Available data show that men who have sex with men are disproportionally affected by sexually transmitted infections, particularly HIV, with rates of infection that are five to ten times higher than the general population in most large cities in the Region. Other frequent health concerns are mental health issues, drug and alcohol use, chronic stress, anxiety, and depression as a result of hostility, stigma, and discrimination.
"The task of caring properly for the well-being of people of different sexual orientation is crucial," said the director of the Pan American Health Organization, Dr. Mirta Roses. "We are very aware that these persons have unique health needs that are often not addressed by the health services."
"Stigma, discrimination and violence against homosexual, bisexual and trans people will only stop if society works against it. It is imperative to develop a supportive environment where all people are treated with dignity and respect. All citizens are part of society regardless of their sexual orientation or gender identity, but prejudice and repression have impeded recognition of the rights of sexual minorities," said Rebeca Grynspan, Regional Director for Latin America and the Caribbean of the United Nations Development Programme (UNDP).
"This situation is improving, but not fast enough to halt and reverse the HIV epidemic by 2015, as committed by the governments,"added the UNDP regional director.
Despite evidence that the HIV epidemic is concentrated in certain populations, such as men who have sex with men, sex workers, and injecting drug users, few countries have taken proactive measures to address this situation and to establish appropriate health care services. Programs aimed at men who have sex with men comprise less than 1% of total HIV spending in Latin America and the Caribbean, despite the fact that these men represent estimated 25% of the 1.7 million people living with the virus.
Removing the barriers that prevent homosexual men from accessing routine services is essential to providing appropriate HIV prevention, care, and treatment, the meeting participants said. This includes expanding outreach services, since fear of stigma and discrimination may keep some of these indivuals from accessing routine health services.
The Regional Consultation also acknowledged some good news. Several ministries of health of the Region are already implementing programs to address the health needs of homosexual men. In addition, following changes in legislation in Nicaragua and Panama, all countries in Latin America have now revoked laws criminalizing sex between men. In the Caribbean, homosexual behavior is still a crime in seven countries.

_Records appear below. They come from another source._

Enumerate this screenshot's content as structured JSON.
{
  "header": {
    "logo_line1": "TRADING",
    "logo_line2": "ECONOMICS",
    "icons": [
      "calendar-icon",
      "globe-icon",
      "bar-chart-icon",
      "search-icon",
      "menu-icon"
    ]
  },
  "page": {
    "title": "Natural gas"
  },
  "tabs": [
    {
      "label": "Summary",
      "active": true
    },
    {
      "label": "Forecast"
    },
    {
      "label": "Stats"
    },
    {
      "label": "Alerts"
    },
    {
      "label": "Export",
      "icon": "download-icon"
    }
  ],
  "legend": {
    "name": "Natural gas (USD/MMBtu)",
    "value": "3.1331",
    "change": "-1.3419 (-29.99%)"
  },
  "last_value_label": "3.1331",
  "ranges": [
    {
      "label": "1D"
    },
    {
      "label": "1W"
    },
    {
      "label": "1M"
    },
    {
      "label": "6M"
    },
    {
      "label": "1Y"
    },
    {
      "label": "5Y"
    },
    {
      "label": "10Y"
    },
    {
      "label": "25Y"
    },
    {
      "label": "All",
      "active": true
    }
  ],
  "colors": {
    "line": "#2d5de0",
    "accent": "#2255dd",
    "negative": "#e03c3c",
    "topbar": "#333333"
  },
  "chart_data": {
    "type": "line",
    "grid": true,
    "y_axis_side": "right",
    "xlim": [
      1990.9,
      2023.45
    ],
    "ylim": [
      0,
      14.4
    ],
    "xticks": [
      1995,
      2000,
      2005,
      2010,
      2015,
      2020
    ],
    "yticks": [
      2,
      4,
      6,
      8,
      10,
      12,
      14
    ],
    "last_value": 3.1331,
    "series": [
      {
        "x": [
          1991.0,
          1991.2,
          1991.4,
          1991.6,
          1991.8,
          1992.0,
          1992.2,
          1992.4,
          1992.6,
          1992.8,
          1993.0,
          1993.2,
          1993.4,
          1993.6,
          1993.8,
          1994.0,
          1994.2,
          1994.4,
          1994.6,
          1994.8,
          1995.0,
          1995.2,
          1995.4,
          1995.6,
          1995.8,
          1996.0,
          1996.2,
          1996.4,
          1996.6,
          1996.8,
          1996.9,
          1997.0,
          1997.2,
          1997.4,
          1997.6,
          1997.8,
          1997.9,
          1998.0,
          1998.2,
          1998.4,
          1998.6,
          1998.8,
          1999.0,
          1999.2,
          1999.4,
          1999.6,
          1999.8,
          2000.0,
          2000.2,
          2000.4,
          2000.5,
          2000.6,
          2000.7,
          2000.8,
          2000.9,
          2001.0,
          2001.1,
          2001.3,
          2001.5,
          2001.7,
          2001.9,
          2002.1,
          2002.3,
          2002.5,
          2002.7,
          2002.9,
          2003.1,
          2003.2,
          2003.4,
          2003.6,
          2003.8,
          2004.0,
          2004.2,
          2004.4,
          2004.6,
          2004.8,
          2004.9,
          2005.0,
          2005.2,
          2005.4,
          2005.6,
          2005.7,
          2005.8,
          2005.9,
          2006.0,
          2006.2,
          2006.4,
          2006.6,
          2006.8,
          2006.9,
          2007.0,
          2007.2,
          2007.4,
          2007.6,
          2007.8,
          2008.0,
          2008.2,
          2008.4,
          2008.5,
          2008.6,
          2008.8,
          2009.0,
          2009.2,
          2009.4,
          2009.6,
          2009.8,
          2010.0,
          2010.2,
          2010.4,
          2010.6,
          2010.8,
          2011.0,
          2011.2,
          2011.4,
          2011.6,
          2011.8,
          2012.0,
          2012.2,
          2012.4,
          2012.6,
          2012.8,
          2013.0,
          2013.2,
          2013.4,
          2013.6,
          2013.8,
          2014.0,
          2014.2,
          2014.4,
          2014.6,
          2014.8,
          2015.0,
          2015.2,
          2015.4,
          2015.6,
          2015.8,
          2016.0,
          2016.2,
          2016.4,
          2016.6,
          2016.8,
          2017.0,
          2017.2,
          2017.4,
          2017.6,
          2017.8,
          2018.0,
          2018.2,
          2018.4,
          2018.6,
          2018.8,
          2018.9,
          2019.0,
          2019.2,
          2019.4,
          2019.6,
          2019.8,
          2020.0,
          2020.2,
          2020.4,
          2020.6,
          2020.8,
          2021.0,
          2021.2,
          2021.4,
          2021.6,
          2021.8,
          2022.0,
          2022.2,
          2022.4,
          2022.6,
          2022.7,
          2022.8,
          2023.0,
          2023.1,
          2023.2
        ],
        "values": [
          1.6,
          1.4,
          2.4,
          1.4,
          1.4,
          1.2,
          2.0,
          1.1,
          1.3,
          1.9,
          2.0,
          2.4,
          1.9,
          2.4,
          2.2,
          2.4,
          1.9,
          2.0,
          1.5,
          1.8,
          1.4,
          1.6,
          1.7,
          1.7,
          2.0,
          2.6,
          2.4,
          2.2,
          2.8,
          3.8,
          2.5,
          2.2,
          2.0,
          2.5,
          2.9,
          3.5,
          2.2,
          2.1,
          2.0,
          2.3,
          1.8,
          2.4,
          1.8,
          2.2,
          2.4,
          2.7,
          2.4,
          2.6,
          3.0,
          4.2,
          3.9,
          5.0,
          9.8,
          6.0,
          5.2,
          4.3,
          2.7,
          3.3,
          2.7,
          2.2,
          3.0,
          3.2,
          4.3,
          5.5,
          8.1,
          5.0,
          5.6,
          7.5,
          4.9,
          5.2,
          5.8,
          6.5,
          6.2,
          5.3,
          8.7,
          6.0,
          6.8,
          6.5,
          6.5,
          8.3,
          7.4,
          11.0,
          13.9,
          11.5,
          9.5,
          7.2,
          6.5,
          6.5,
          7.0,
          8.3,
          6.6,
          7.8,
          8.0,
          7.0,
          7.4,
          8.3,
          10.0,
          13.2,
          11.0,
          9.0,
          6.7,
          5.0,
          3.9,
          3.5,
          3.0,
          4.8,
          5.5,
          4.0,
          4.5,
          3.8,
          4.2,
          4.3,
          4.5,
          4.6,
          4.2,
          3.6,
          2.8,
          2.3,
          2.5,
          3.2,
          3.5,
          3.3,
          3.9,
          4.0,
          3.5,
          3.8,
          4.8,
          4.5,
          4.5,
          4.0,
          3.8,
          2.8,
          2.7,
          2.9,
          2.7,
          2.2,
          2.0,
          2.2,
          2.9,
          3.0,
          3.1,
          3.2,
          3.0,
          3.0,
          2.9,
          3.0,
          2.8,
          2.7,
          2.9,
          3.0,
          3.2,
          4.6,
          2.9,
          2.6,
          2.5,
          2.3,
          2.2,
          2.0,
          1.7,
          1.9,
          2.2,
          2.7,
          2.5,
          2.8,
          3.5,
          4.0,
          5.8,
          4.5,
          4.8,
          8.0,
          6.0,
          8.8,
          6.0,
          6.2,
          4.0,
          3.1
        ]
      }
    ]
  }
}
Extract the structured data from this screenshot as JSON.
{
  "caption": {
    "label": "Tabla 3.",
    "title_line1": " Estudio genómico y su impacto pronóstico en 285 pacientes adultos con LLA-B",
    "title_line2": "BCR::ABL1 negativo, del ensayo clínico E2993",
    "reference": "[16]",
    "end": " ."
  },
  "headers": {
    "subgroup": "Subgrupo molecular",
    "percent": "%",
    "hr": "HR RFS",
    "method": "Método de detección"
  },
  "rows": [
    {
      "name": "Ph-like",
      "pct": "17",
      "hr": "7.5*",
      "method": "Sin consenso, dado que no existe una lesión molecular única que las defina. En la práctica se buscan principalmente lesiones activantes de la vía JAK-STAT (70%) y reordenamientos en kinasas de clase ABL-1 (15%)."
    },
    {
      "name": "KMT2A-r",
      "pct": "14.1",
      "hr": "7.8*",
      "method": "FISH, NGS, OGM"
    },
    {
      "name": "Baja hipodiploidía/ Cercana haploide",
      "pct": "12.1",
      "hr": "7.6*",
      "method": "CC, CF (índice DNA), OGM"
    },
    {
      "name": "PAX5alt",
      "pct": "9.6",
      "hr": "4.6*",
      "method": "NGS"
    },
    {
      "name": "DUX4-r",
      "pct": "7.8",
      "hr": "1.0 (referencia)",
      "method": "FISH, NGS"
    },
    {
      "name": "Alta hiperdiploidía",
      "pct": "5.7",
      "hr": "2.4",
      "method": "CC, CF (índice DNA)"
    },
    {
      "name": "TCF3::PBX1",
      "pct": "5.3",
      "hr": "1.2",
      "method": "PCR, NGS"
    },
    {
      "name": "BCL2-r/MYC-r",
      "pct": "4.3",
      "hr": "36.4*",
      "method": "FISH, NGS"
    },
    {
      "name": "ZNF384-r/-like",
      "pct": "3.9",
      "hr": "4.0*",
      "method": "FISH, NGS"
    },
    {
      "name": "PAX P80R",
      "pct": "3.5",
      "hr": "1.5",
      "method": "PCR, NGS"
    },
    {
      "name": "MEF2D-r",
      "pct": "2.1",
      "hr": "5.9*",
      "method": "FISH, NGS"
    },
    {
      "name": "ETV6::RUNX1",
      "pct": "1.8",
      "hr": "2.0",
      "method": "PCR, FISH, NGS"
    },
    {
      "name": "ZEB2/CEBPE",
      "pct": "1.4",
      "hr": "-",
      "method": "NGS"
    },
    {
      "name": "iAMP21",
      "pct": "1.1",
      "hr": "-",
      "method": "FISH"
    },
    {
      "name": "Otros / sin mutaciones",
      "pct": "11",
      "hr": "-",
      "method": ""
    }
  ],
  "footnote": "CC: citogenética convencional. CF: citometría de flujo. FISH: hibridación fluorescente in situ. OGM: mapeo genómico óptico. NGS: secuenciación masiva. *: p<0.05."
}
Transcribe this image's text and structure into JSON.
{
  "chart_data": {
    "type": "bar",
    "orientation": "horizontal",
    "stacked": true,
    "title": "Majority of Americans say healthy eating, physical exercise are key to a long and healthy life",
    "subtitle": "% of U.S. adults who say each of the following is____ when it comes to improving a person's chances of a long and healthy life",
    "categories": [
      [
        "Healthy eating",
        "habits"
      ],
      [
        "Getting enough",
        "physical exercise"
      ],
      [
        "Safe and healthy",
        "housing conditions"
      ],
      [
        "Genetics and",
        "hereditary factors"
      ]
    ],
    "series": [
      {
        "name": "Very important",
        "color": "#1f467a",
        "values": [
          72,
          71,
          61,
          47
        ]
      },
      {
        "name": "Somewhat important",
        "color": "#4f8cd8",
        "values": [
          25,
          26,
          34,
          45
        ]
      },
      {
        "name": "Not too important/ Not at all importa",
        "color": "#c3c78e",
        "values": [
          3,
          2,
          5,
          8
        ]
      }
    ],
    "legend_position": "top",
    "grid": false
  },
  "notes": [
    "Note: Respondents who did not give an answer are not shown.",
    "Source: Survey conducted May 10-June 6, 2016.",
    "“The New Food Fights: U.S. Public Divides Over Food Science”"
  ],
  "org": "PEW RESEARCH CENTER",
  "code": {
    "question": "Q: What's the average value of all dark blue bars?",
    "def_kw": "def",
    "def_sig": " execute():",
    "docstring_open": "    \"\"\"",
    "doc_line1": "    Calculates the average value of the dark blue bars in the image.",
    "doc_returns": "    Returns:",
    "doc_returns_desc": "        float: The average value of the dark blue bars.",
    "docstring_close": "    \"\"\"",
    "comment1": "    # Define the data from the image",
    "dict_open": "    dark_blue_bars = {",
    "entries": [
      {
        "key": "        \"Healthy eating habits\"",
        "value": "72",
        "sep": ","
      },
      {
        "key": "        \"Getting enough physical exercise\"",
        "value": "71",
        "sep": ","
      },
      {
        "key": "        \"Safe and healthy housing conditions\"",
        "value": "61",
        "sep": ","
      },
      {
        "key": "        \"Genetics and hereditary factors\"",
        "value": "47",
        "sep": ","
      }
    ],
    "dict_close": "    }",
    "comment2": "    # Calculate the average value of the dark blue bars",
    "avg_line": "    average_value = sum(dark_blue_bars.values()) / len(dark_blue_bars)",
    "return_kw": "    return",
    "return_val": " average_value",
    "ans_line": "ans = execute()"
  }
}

"It is time to prove that all countries of the Region are mature and able to provide the full array of health services to all persons, regardless of sex, age, socioeconomic status, and also sexual orientation," said Dr. Roses.
The Regional Consultation was organized by the Pan American Health Organization (PAHO), in collaboration with the United Nations Development Program (UNDP), the United Nations Educational, Scientific and Cultural Organization (UNESCO), the United Nations Population Fund (UNFPA), the United Nations Children's Fund (UNICEF), the Joint United Nations Program on HIV/AIDS (UNAIDS), and the International Association of Physicians in AIDS Care (IAPAC).